Set AbelCam to operate on some port that the 2008 server is NOT using (lets say Port 9333 for this discussion). At the router, forward 9333 to the AbelCam machine. Job done. Now traffic to "YourStaticIP:9333" goes to AbelCam and traffic to "YourStaticIP" (no port specified) goes to the 2008 server like always.
I know nothing about the guts of IIS (I'm an Apache guy) but if IIS can do it then Reverse Proxying is another approach. Speaking in Apache terminology, what I do is configure mod_proxy to reverse proxy all requests for "some directory" to the AbelCam webserver. For example... if the AbelCam machine's internal IP is 192.168.2.2 and for "some directory" you choose "/cameras", the config looks like:
ProxyPassReverse /cameras http://192.168.2.2
Result is that http://YourStaticIP/cameras pulls up the main page being served by AbelCam.

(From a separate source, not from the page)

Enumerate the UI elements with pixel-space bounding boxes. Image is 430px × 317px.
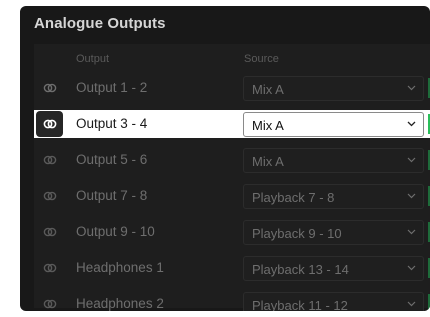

You can see some of this working by visiting my site (
http://eeberfest.net) and looking at the page source. The pages themselves are served from a Unix box in San Francisco. The video streams are served from AbelCam on a WinXP box here in my house in Los Angeles and they are passed through an Apache box (reverse proxy - also in my house) for extra level of security. In the source you will see paths like "eeber.no-ip.org:9334/abel" or "eeber.no-ip.org:9334/java". "eeber.no-ip.org" points to the outside (public) IP of my cable modem at home. ":9334" indicates I've got my router configured to forward Port 9334 to my home Apache box. "/abel" and "/java" look like directories on the home Apache box but are actually reverse-proxied "aliases" for things that come from the AbelCam box.